The legal case for Kashmir

DAILY TIMES

August 22, 2019

The legal case for Kashmir

Imaan Zainab Mazari-Hazir

AUGUST 22, 2019

The Kashmir dispute has many religious and political connotations that cannot be ignored. However, at the international stage, Pakistan must make a legal case for Kashmir, which means that it must finally move away from its support for a jihadist solution to pushing for a solution based on principles of international law. This should ideally begin with the State of Pakistan challenging the validity of the Instrument of Accession signed by Maharaja Hari Singh.

Pakistan must argue, before the international community, that the entire basis for India’s revocation of Articles 370 and 35A of its Constitution is illegal under international law. In this regard, it has a strong legal case particularly taking into consideration Article 52 of the Vienna Convention on the Law of Treaties (VCLT) 1969, which stipulates: “A treaty is void if its conclusion has been procured by the threat or use of force in violation of the principles of international law embodied in the Charter of the United Nations”.

Under the Government of India Act 1935, the British had made provision for states to enter into a federal relationship either with Pakistan or India. There was no option available for a state if it concluded it wanted independence. In October 1947, Pakistan sent troops disguised as local tribesmen into Kashmir resulting in Maharaja Hari Singh’s appeal to Nehru to deploy the Indian Armed Forces into his state to rid it of the Pakistani infiltrators.
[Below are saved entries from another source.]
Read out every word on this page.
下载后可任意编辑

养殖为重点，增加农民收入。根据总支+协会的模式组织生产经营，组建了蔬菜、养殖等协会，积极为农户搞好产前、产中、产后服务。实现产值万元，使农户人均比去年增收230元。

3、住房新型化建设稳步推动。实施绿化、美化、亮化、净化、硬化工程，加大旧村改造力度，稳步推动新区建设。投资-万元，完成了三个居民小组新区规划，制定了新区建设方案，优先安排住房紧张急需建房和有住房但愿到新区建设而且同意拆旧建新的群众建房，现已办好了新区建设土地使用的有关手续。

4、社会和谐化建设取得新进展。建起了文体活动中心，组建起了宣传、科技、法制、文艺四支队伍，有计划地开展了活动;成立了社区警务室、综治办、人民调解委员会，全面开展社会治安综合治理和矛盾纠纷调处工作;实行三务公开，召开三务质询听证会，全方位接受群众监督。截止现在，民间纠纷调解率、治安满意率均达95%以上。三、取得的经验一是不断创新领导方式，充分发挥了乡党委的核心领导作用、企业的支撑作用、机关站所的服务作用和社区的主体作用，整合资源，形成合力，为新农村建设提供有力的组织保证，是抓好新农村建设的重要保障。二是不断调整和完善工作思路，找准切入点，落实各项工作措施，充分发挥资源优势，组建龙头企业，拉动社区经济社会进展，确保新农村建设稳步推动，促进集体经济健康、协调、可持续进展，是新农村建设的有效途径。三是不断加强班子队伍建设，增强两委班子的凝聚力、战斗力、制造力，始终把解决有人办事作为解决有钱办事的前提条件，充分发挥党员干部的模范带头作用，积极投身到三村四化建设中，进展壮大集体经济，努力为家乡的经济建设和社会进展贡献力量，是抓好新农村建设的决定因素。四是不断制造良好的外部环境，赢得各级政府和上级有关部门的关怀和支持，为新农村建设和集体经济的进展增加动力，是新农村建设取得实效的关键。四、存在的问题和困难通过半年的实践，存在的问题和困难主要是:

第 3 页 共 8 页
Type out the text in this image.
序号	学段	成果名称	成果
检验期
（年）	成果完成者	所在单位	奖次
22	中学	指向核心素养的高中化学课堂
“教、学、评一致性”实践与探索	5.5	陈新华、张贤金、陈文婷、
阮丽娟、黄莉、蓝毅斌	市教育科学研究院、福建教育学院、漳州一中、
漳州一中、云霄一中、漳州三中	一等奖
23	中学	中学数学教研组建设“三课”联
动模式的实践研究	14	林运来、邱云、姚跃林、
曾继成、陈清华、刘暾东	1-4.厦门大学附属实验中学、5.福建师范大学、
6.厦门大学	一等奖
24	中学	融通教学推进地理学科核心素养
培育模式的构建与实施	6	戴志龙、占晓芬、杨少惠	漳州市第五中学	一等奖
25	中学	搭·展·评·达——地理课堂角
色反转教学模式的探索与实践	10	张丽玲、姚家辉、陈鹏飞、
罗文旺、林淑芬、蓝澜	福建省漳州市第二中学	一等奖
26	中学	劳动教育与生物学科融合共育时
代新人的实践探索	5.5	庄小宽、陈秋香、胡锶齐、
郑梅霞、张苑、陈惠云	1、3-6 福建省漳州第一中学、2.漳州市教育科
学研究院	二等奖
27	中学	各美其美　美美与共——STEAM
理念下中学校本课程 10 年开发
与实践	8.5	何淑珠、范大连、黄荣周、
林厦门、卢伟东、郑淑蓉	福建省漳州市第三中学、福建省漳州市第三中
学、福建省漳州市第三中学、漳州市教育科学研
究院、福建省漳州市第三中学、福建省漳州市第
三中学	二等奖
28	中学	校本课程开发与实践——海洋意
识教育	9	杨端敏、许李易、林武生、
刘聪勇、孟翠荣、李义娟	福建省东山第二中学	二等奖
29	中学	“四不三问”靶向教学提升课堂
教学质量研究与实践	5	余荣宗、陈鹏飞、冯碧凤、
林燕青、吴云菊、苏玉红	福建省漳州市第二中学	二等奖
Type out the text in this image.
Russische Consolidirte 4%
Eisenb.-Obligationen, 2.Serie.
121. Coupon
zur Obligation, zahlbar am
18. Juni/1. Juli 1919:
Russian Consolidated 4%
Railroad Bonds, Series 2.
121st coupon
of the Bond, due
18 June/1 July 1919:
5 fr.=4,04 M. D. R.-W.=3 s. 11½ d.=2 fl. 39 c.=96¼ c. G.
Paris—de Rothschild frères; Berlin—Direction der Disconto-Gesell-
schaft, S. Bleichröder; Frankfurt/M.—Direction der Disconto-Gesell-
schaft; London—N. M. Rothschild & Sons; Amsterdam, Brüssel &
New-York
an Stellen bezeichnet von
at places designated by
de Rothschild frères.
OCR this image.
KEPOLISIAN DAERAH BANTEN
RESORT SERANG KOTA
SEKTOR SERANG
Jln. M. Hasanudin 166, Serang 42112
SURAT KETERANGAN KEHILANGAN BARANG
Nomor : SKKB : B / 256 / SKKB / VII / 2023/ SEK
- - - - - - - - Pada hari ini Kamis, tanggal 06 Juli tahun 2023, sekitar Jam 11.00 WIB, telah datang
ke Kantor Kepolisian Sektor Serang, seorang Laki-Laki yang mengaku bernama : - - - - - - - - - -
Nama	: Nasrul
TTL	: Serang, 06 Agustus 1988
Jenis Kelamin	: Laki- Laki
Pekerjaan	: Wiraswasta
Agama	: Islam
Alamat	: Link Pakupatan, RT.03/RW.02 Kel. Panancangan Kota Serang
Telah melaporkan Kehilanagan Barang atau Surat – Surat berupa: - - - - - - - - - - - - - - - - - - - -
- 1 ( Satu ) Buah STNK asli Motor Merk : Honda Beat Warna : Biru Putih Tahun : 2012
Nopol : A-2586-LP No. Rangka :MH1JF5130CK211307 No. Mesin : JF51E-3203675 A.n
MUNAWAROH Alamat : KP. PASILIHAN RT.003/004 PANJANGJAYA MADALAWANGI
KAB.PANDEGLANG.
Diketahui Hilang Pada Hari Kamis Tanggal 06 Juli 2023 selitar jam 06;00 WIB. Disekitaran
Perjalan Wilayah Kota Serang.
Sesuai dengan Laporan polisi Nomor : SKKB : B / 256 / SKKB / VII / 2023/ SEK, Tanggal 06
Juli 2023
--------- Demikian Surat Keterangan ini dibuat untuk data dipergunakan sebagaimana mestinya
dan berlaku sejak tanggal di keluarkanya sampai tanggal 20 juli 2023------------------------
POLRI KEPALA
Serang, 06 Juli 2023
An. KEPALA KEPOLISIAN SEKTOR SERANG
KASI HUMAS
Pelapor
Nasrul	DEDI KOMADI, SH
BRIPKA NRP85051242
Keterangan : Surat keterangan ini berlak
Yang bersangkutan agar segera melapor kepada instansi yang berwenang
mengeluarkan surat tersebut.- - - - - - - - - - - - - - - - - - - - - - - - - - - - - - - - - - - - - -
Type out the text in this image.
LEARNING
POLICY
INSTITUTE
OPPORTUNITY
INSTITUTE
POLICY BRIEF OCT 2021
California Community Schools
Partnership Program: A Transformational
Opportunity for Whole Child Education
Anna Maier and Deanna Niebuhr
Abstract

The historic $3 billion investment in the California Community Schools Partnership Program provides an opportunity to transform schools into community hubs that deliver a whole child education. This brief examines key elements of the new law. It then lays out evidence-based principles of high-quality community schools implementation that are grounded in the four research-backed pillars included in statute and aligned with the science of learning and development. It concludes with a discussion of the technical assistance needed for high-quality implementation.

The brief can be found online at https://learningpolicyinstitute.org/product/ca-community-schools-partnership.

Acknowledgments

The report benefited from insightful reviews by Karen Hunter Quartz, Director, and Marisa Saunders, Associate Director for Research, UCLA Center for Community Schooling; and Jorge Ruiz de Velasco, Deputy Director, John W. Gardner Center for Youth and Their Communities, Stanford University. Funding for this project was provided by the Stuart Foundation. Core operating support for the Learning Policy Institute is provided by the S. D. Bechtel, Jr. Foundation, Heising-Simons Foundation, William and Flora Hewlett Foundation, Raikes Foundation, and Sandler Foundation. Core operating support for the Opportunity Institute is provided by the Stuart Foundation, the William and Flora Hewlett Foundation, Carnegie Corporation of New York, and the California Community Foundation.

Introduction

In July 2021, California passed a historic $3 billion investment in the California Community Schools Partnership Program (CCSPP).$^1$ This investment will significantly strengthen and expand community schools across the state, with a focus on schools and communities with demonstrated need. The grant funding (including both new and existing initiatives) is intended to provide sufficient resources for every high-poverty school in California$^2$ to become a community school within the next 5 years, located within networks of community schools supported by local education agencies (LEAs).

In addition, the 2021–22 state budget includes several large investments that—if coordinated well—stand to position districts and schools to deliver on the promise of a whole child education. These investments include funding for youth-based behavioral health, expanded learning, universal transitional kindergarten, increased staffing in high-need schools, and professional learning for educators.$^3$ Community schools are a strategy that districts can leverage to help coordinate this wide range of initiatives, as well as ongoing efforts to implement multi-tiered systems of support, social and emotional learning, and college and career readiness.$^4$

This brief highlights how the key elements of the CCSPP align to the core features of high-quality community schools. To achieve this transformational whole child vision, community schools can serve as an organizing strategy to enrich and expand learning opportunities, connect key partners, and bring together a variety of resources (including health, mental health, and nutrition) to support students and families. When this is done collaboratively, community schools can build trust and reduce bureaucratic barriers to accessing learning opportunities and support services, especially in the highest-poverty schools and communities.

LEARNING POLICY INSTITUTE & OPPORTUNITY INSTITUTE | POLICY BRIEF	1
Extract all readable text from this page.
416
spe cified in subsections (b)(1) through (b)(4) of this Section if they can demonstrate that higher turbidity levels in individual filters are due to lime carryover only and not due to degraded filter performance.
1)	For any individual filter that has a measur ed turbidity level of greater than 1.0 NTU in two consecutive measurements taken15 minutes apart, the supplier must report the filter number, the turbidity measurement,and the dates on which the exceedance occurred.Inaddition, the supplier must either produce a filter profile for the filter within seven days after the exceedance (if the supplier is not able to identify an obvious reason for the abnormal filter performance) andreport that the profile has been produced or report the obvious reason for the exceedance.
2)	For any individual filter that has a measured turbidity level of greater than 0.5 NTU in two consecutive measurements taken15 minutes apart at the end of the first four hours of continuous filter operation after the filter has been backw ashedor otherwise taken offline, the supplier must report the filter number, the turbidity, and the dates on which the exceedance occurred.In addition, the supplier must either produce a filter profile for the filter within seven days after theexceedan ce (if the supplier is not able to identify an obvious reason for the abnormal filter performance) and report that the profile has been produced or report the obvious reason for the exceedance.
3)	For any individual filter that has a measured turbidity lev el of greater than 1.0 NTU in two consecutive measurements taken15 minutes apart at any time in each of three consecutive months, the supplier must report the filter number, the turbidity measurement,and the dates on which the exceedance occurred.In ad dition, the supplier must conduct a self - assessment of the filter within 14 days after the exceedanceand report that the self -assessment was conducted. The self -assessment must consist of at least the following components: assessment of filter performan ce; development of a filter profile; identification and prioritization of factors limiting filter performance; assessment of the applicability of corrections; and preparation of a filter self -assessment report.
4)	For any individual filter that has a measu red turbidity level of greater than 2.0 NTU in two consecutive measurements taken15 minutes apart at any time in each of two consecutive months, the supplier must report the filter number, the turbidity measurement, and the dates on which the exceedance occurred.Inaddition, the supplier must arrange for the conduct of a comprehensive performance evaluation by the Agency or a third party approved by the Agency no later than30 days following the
Nehru agreed to send in the Indian Army provided that Maharaja Hari Singh signed an instrument of accession, ensuring Kashmir’s accession to India. A key condition upon which this accession was premised was that it would have to be confirmed by the Kashmiri people through a plebiscite.

There is a legal case to be made and there is hope for the people of Kashmir. The question is: are those in echelons of power in Pakistan willing to listen?

Prime facie, India seems to have an airtight legal case because of the Maharaja’s decision to sign the Instrument of Accession. This is, as per India, a valid legal instrument. However, all is not so simple under international law. First, it is clear from the facts and circumstances surrounding the signing of the Instrument of Accession that this was an agreement concluded under coercion: the Maharaja was desperate for the support of the Indian Army to fight off Pakistani troops and thus agreed to accede to India. Second, the fact that the Maharaja required the help of the Indian military indicates that he was not in a position of control or authority in his own state, meaning he could not agree to this accession on behalf of his people.

In fact, the Maharaja’s letter to Nehru clearly stated: “If my state has to be saved, immediate assistance must be made available at Srinagar”. This, again, lends credence to the argument that the Instrument of Accession is void under international law. However, even if, for the sake of argument, it is said that the Agreement is valid, the fundamental condition upon which the accession was made, as per the Instrument of Accession itself, was that the accession would be confirmed by a plebiscite of the Kashmiri people.

As the international community is well aware, no plebiscite ever took place. Without this plebiscite, India’s revocation of Articles 370 and 35A of its Constitution constitute an annexation, which is illegal under international law, particularly taking into consideration the development of international law in the Kellogg-Briand Pact of 1928 and Articles 2(3) and 2(4) of the United Nations Charter. Accordingly, under the Stimson Doctrine, the international community has a clear legal obligation to refuse recognition of any and all territorial changes stemming from this annexation.

Moreover, the international community must be reminded of its obligations under Article 41(2) of the International Law Commission’s draft articles on the Responsibility of States for Internationally Wrongful Acts, which provides that third States (i.e. States other than India, in this case) must not recognize territorial changes resulting from annexation.

Since the Kashmir dispute has now become an issue of annexation by India, the actions of the Indian Government flowing from this, particularly its attempt to change the demography, are also similarly illegal under international law. In fact, the State of India, as per international legal rules, cannot derive any advantage from its own wrong (nulluscommodumcaperapotest ex sua injuria propria).

This is a time when the Government of Pakistan should be engaging the expertise of international lawyers in Pakistan (although there are few in number here). It has become quite clear that there is zero capacity to deal with these issues if one was to rely solely on the Foreign Office or the military establishment. If Pakistan is serious about resolving the Kashmir dispute, in accordance with international law and the wishes of the Kashmiri people, it must be building its legal case, instead of relying on a little support from China here and a little help from “strategic assets” there.

There is a legal case to be made and there is hope for the people of Kashmir. The question is: are those in echelons of power in Pakistan willing to listen?